Mitsprache - Minderheitensprachen in Österreich
Mittwoch, 29. November 2006

Linz, StifterHaus, Adalbert-Stifter-Platz 1, 19.30 Uhr:

Vorgestellt werden belletristische Arbeiten der Sinti und Roma.
Zweisprachige Lesung mit CEIJA STOJKA (autochthone Roma), GITTA MARTL (autochthone Sinti), ILIJA JOVANOVIC (Roma- und Sinti-ImmigrantInnen).
Kurze Würdigung des kürzlich verstorbenen Tiroler Jenischen ROMEDIUS MUNGENAST.
Referat: BEATE EDER-JORDAN (Inst. für Komparatistik der Universität Innsbruck)
Konzept der Veranstaltung: LUDWIG LAHER.
Eine Veranstaltung im Rahmen des Projekts „Minderheitensprachen in Österreich” der österreichischen Literaturhäuser

Durch viele Jahrhunderte wurde das kulturelle Erbe dieses seit dem Spätmittelalter bei uns nachweisbaren Volkes der Sinti und Roma von Generation zu Generation mündlich weitergegeben. Erst im 20. Jahrhundert kam es zur Verschriftlichung des Romanes, und erst gegen dessen Ende machte man sich an die Herkules-Arbeit einer Standardisierung, die bei der Zerstreutheit der Roma und Sinti über viele Staaten der Erde wohl nie zur Zufriedenheit aller erreicht werden kann: Zahlreiche Lehnwörter aus den Sprachen ihrer jeweiligen Heimatländer, unterschiedliche Dialekte sowie Wiedergabe von Lauten in den (je zum Muster genommenen) Staatssprachen sind nur einige der damit verbundenen Probleme.
Langsam beginnt eine eigenständige Literatur der Roma zu wachsen, die erstmals auch in der eigenen Sprache geschrieben wird. Es besteht die berechtigte Hoffnung, daß sich diese zarte Blüte der entstehenden Zigeunerliteratur zu einem üppigen Blumengarten entwickelt. Dieser optimistische Befund von Ilija Jovanovič und Mozes Heinschink in ihrer Einleitung zum Roma-und-Sinti-Teil des wichtigen Buches „Österreichische Lyrik und kein Wort Deutsch” (Haymon 1990) bezieht sich natürlich nicht allein und in erster Linie auf die im Gefolge des NS-Rassenwahns erheblich dezimierte österreichische Minderheit. Dennoch gibt es erste Beispiele einer österreichischen Literatur auf Romanes, Prosa und Lyrik, um die es im Rahmen dieser Veranstaltung gehen soll.
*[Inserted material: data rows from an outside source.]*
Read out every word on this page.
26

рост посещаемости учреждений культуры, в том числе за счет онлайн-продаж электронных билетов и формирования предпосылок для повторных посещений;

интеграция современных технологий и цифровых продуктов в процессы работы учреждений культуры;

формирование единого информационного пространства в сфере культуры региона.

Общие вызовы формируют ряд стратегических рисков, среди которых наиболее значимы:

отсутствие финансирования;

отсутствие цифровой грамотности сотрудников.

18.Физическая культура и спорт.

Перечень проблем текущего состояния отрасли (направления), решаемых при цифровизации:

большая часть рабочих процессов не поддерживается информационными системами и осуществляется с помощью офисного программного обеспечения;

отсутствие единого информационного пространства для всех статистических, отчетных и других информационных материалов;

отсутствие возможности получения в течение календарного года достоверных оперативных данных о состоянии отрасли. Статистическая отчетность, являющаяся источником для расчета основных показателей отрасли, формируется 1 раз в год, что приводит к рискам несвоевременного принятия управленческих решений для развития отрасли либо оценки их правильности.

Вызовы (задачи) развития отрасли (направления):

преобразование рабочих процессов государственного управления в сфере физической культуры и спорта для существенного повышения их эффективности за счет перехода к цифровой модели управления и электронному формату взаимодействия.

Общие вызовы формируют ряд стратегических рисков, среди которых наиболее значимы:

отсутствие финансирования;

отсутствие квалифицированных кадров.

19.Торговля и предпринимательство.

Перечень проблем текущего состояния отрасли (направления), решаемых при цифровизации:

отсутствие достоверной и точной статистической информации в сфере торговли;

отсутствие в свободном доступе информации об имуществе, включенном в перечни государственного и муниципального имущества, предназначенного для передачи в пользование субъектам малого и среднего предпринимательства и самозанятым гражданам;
Mit Ilija Jovanovič, Gitta Martl und Ceija Stojka sind drei VertreterInnen der größten Gruppen österreichischer Roma und Sinti zu Gast, autochthone Roma (Stojka), autochthone Sinti (Martl) und Roma-und-Sinti-ImmigrantInnen wie der 1950 in Serbien geborene und seit 1971 in Österreich lebende Jovanovič.
Nach einer Einleitung von Ludwig Laher, der diesen Abend verantwortlich gestaltet, und den zweisprachigen Lesungen der AutorInnen gibt es die Möglichkeit zum Gespräch.

Ceija Stojka, geb. 1933, lebt in Wien. ”Wir leben im Verborgenen” (1988); ”Meine Wahl zu schreiben ich kann es nicht /O fallo de isgiri - me tschischanaf les”, Gedichtband (2003).

Ilija Jovanovič, geb. 1950, lebt in Wien. ”Vom Wegrand / Dromese rigatar”, Gedichtband (2006). Zweisprachige Lyrik u.a. in: ”Österreichische Lyrik, und kein Wort Deutsch” (1990).

Gitta Martl, geb. 1946, lebt in Linz. ”Uns hat es nicht geben sollen” (2004; gemeinsam mit Rosa Winter und Nicole Martl). Zweisprachige Prosa in: ”Europa erlesen. Oberösterreich” (2004).